ACCESSI INUTILI IN PRONTO SOCCORSO
Uno degli epicentri degli accessi inutili nella rete della sanità pubblica italiana è il Pronto soccorso. È una trincea della sanità pubblica, un bene prezioso che dobbiamo difendere e rafforzare, ma anche una fontana di sprechi: il Pronto soccorso. O meglio, i Pronto soccorso, visto che in Italia si contano ben 844 strutture di questo genere, dove lavorano oltre 12mila medici, con una media di circa 2mila e 800 accessi all’ora.

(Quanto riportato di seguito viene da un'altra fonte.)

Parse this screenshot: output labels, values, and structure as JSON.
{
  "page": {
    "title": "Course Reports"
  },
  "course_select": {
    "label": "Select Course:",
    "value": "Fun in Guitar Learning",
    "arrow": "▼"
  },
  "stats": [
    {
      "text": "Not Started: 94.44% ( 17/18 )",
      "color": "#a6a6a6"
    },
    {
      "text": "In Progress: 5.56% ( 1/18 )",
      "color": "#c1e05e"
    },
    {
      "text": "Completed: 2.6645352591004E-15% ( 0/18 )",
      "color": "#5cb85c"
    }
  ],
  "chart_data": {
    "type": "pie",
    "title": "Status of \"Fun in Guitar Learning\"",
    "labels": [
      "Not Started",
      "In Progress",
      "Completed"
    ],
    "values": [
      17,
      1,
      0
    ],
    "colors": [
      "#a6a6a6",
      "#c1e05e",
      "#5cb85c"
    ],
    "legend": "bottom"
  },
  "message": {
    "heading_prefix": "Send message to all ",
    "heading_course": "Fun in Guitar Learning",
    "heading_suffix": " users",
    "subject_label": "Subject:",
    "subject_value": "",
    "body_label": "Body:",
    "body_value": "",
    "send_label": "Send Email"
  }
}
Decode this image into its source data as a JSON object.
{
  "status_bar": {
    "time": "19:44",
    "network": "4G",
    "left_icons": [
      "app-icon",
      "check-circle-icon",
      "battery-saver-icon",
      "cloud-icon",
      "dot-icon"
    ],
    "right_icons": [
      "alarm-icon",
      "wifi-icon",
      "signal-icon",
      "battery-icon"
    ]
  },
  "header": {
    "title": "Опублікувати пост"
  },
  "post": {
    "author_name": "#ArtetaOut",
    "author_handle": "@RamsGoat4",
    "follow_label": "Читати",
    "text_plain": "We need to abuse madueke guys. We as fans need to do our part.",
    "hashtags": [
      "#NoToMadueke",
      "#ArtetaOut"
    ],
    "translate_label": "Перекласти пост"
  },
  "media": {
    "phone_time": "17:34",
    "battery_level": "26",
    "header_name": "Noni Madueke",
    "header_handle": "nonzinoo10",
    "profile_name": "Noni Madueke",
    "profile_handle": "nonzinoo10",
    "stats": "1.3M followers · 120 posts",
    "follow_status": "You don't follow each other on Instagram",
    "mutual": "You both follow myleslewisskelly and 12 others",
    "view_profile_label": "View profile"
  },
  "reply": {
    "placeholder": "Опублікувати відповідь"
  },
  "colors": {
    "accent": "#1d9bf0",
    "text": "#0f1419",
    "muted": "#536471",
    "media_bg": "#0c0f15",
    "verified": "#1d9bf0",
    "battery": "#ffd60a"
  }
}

Che cosa accade? Semplice: a fronte di filtri poco efficaci (medici di base e medici di famiglia), e di scarse informazioni, e anche di qualche furbizia da parte di malati immaginari, gli italiani corrono al Pronto soccorso. Anche quando non è necessario. E questa corsa produce costi, sprechi, stress per il personale che ci lavora, e dunque alla fine non solo rappresenta un modo inefficace di spendere denaro pubblico per l’assistenza dei cittadini, ma è anche una leva che peggiora la qualità dei servizi negli ospedali e in generale la rete dell’assistenza pubblica.
C’è un esperimento in corso in Texas che tutti gli amministratori pubblici che si occupano di Sanità in Italia dovrebbero studiare, e magari imitare. L’obiettivo è ridurre, anche in America, le corse al Pronto soccorso, filtrare gli ingressi e prevederli laddove sono davvero necessari, educare i pazienti a non ricorrere sempre e comunque all’ospedale. Le leve sulle quali stanno facendo affidamento gli amministratori texani sono due: una campagna di forte sensibilizzazione dell’opinione pubblica per contrastare le inutili corse in ospedale e la collaborazione di quelli che in America equivalgono ai nostri medici di famiglia. Il risultato, per il momento, è che le spese sanitarie in Texas sono diminuite del 7 per cento. Ma è solo un primo passo.
CAOS PRONTO SOCCORSO IN ITALIA
E in Italia? Proprio in questi giorni i grandi ospedali, ben attrezzati con i Pronto soccorso, sono in tilt in molte città italiane. A Napoli, dove le barelle sono piazzate perfino nelle camere operatorie, a Lecce, a Palermo, a Roma, ad Ancona. E il caos, legato ai picchi influenzali, non è arginato dalla rete dei medici di famiglia che non collaborano per bloccare i ricoveri facili. Con l’incredibile effetto per cui ogni anno 24 milioni di italiani bussano alle porte di un Pronto soccorso, uno ogni cinque minuti negli ospedali più grandi. Solo il 16 per cento di questi pazienti riceve poi un ricoveri: tutti gli altri vengono dimessi nel giro di poche ore. E volendo stare stretti, possiamo dire che una bussata su tre al Pronto soccorso è spreco puro. Di denaro, perché quelle visite comunque costano, come costano le successive radiografie fatte spesso solo per la sicurezza dei medici. E di efficienza, perché con i ricoveri inutili si toglie spazio e tempo a quelli necessari. Per cui l’attesa media di un ricovero in Italia è di non meno di 6-12 ore con punte fino a 24-72 ore in molto ospedali del Sud. Se continuiamo a correre al Pronto soccorso al primo raffreddore invernale, la rete dell’emergenza ospedaliera non potrà mai funzionare bene. E serve copiare il Texas, con le regioni impegnate in una campagna dal titolo «Bussa al pronto soccorso solo quando serve» e con i medici di famiglia coinvolti per evitare i ricoveri inutili.
MEDICI DI FAMIGLIA STANNO SCOMPARENDO
Un fattore scatenante dei ricoveri inutili è la crisi dei medici di famiglia. Stanno scomparendo. Un medico di famiglia su tre ha più di 66 anni, e ormai questo è diventato un lavoro che attira sempre meno le nuove generazioni di medici. Stipendi bassi, molte responsabilità e troppa burocrazia: queste sono considerate le principali cause della crisi dei medici di famiglia.